I don't have anything like a complete answer. BUT, consider the case where $B$ is very large in absolute value (and assume the $\gamma$s are all positive or all negative). Then (assuming that $\gamma$s are positive, and $B \gg 0$) your matrix elements are approximately $$\frac{\exp(B\gamma_j)}{\mu_i - \gamma_j}.$$ The exponentials factor out of the determinant to give you a multiplicative factor of $\exp(B \sum \gamma_j),$ and what remains is a Cauchy matrix of which the determinant can be evaluated explicitly, and it seems like your conjecture is correct. Similarly, when $B\ll 0$ you get $\exp(-B\sum\gamma_j)$ times a (different) Cauchy determinant. You should check that your conjecture is correct then too. If, for some reason, you knew that your matrix was always nonsingular as $B$ varies you would be golden, but this is not clear. It is clear that the determinant is zero whenever some $\gamma_i$ is equal to some $\gamma_j,$ and also clear that the determinant has a pole whenever some $\mu_i$ equals some $\mu_j,$ so if the determinant were a rational function, I think you would know that these were all the zeros and poles, but it is not. Still, this might be close.

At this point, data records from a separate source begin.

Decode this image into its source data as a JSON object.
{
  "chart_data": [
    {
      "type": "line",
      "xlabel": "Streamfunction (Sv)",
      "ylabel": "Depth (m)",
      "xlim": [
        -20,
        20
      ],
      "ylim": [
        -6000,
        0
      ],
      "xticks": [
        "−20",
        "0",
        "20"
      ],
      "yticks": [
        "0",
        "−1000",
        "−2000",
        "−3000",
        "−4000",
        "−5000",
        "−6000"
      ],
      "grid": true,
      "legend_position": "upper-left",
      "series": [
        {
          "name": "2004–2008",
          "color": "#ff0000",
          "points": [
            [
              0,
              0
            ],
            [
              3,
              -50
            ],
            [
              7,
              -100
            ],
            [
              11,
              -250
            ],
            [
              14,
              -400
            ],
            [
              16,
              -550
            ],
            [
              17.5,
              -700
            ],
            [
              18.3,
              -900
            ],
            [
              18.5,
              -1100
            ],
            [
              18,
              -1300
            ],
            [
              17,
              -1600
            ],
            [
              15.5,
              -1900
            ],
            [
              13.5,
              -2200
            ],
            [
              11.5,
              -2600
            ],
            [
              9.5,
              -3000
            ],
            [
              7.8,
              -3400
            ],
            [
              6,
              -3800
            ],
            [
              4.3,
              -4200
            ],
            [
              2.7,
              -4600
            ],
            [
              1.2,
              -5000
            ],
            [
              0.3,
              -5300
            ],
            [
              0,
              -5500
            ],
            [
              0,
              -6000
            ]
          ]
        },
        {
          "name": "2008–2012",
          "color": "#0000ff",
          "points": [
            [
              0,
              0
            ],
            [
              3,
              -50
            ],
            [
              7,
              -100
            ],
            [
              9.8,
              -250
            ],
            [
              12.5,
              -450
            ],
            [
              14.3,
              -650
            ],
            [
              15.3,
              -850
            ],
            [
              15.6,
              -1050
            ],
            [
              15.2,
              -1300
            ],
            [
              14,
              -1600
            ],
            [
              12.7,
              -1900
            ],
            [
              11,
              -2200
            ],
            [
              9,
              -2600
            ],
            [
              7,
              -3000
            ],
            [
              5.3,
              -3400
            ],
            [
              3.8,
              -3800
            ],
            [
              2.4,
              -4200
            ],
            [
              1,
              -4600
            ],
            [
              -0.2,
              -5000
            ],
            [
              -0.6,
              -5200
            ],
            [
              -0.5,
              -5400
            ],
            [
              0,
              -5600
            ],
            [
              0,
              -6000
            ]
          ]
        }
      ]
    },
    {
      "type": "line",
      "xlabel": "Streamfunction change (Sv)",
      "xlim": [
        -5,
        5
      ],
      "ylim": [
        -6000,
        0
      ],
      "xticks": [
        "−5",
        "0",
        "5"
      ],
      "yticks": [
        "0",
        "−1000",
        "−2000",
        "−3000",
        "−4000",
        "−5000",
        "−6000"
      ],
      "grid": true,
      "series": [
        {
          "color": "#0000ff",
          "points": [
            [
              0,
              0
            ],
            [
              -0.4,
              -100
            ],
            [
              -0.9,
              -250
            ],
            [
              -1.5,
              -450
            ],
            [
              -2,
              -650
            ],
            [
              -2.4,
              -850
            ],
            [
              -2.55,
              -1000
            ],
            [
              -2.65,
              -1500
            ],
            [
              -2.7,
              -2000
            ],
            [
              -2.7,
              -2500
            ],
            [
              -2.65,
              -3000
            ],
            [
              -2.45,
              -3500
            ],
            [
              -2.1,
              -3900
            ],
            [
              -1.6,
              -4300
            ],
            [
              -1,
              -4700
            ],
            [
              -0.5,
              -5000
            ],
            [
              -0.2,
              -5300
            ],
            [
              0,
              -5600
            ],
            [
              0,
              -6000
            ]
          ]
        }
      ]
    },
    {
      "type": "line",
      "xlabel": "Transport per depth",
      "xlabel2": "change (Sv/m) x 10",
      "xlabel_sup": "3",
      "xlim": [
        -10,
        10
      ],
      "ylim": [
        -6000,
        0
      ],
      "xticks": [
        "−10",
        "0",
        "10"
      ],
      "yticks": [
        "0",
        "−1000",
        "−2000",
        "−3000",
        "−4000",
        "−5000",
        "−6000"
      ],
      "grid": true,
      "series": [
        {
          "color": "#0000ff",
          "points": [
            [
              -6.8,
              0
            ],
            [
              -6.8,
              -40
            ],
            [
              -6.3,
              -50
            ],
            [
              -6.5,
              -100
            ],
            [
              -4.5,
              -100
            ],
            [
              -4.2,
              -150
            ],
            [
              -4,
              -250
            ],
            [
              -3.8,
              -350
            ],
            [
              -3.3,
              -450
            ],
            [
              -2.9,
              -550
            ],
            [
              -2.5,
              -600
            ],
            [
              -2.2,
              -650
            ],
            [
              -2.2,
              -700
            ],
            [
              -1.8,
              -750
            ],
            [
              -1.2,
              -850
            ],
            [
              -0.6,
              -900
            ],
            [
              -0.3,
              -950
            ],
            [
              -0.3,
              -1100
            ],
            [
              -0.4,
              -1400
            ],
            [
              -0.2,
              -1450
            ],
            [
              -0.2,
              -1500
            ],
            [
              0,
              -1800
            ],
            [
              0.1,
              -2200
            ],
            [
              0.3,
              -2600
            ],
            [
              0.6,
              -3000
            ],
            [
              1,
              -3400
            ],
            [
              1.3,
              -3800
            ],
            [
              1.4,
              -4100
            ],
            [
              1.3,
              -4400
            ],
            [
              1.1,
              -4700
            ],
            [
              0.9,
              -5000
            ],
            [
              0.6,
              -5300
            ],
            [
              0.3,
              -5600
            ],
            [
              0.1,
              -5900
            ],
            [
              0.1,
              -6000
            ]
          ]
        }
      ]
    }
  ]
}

NOT true for negative $B$ For $2\times 2$ matrix with $\mu_1 = 1, \mu_2=3, \gamma_1 = 2, \gamma_2=4$ the determinant is positive for positive $B$ and very negative $B$ but is negative in a range of negative $B$ (but not VERY negative, which makes me think that the conjecture is actually false, and the countexemples the OP found might be real counterexamles. In fact, this is also borne out by a (sort-of) closed form for the determinant:
closed form Do the dumbest thing possible and use the multilinearity of the determinant, to get $$ D = \sum_{\mbox{subsets of $1, \dots, n$}} \exp(B\sum \mathbf{\gamma}_S) C_{\mathbf{\mu}, \mathbf{\gamma}_S},$$ where $\mathbf{\gamma}_S$ is the set of $\gamma$s with the ones in $S$ negated, while $C_{\mathbf{\mu}, \mathbf{\gamma}_S}$ is the Cauchy determinant, with $\mu$s and the some-signed-flipped $\gamma$s.